03_Visualization -> Chipotle

This time we are going to pull data directly from the internet. Special thanks to: https://github.com/justmarkham for sharing the dataset and materials.

Step 1. Import the necessary libraries

import pandas as pd
import matplotlib.pyplot as plt
from collections import Counter

# set this so the graphs open internally
%matplotlib inline

Step 2. Import the dataset from this address.

Step 3. Assign it to a variable called chipo.

url = 'https://raw.githubusercontent.com/justmarkham/DAT8/master/data/chipotle.tsv'
    
chipo = pd.read_csv(url, sep = '\t')

Step 4. See the first 10 entries

chipo.head(10)
order_id quantity item_name choice_description item_price
0 1 1 Chips and Fresh Tomato Salsa NaN $2.39
1 1 1 Izze [Clementine] $3.39
2 1 1 Nantucket Nectar [Apple] $3.39
3 1 1 Chips and Tomatillo-Green Chili Salsa NaN $2.39
4 2 2 Chicken Bowl [Tomatillo-Red Chili Salsa (Hot), [Black Beans... $16.98
5 3 1 Chicken Bowl [Fresh Tomato Salsa (Mild), [Rice, Cheese, Sou... $10.98
6 3 1 Side of Chips NaN $1.69
7 4 1 Steak Burrito [Tomatillo Red Chili Salsa, [Fajita Vegetables... $11.75
8 4 1 Steak Soft Tacos [Tomatillo Green Chili Salsa, [Pinto Beans, Ch... $9.25
9 5 1 Steak Burrito [Fresh Tomato Salsa, [Rice, Black Beans, Pinto... $9.25

Step 5. Create a histogram of the top 5 items bought

# get the Series of the names
x = chipo.item_name

# use the Counter class from collections to create a dictionary with keys(text) and frequency
letter_counts = Counter(x)

# convert the dictionary to a DataFrame
df = pd.DataFrame.from_dict(letter_counts, orient='index')

# sort the values from the top to the least value and slice the first 5 items
df = df[0].sort_values(ascending = True)[45:50]

# create the plot
df.plot(kind='bar')

# Set the title and labels
plt.xlabel('Items')
plt.ylabel('Number of Times Ordered')
plt.title('Most ordered Chipotle\'s Items')

# show the plot
plt.show()

Step 6. Create a scatterplot with the number of items orderered per order price

Hint: Price should be in the X-axis and Items ordered in the Y-axis

# create a list of prices
chipo.item_price = [float(value[1:-1]) for value in chipo.item_price] # strip the dollar sign and trailing space

# then groupby the orders and sum
orders = chipo.groupby('order_id').sum()

# creates the scatterplot
# plt.scatter(orders.quantity, orders.item_price, s = 50, c = 'green')
plt.scatter(x = orders.item_price, y = orders.quantity, s = 50, c = 'green')
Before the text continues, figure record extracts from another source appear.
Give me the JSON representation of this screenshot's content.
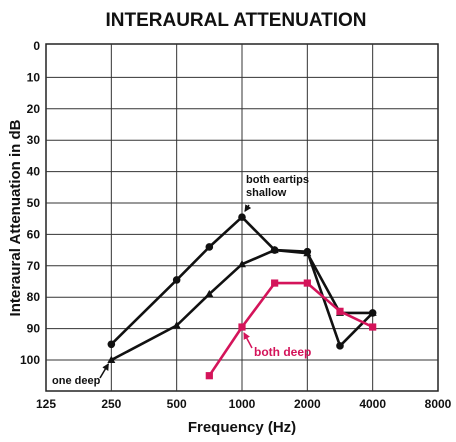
{
  "chart_data": {
    "type": "line",
    "title": "INTERAURAL ATTENUATION",
    "xlabel": "Frequency (Hz)",
    "ylabel": "Interaural Attenuation in dB",
    "x_scale": "log2",
    "x_ticks": [
      125,
      250,
      500,
      1000,
      2000,
      4000,
      8000
    ],
    "y_ticks": [
      0,
      10,
      20,
      30,
      40,
      50,
      60,
      70,
      80,
      90,
      100
    ],
    "ylim": [
      0,
      110
    ],
    "y_inverted": true,
    "grid": true,
    "series": [
      {
        "name": "both eartips shallow",
        "color": "#111111",
        "marker": "circle",
        "x": [
          250,
          500,
          707,
          1000,
          1414,
          2000,
          2828,
          4000
        ],
        "y": [
          95,
          74.5,
          64,
          54.5,
          65,
          65.5,
          95.5,
          85
        ]
      },
      {
        "name": "one deep",
        "color": "#111111",
        "marker": "triangle",
        "x": [
          250,
          500,
          707,
          1000,
          1414,
          2000,
          2828,
          4000
        ],
        "y": [
          100,
          89,
          79,
          69.5,
          65,
          66,
          85,
          85
        ]
      },
      {
        "name": "both deep",
        "color": "#d4145a",
        "marker": "square",
        "x": [
          707,
          1000,
          1414,
          2000,
          2828,
          4000
        ],
        "y": [
          105,
          89.5,
          75.5,
          75.5,
          84.5,
          89.5
        ]
      }
    ],
    "annotations": [
      {
        "lines": [
          "both eartips",
          "shallow"
        ],
        "series": 0,
        "x": 1000,
        "y": 54.5
      },
      {
        "lines": [
          "one deep"
        ],
        "series": 1,
        "x": 250,
        "y": 100
      },
      {
        "lines": [
          "both deep"
        ],
        "series": 2,
        "x": 1000,
        "y": 89.5
      }
    ]
  }
}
# Set the title and labels
plt.xlabel('Order Price')
plt.ylabel('Items ordered')
plt.title('Number of items ordered per order price')
plt.ylim(0)

Step 7. BONUS: Create a question and a graph to answer your own question.

Question:Create a bar chart of the last 5 items purchased

item_counts = chipo['item_name'].value_counts()

df = pd.DataFrame(item_counts).iloc[-5:] 

df.reset_index(inplace=True)
df.columns = ['item_name', 'Number of Times Ordered']

df.plot(kind='bar', x='item_name', y='Number of Times Ordered', legend=False)
plt.xlabel('Items')
plt.ylabel('Number of Times Ordered')
plt.title('Least Ordered Chipotle\'s Items')
plt.xticks(rotation=45)
plt.tight_layout() 
plt.show()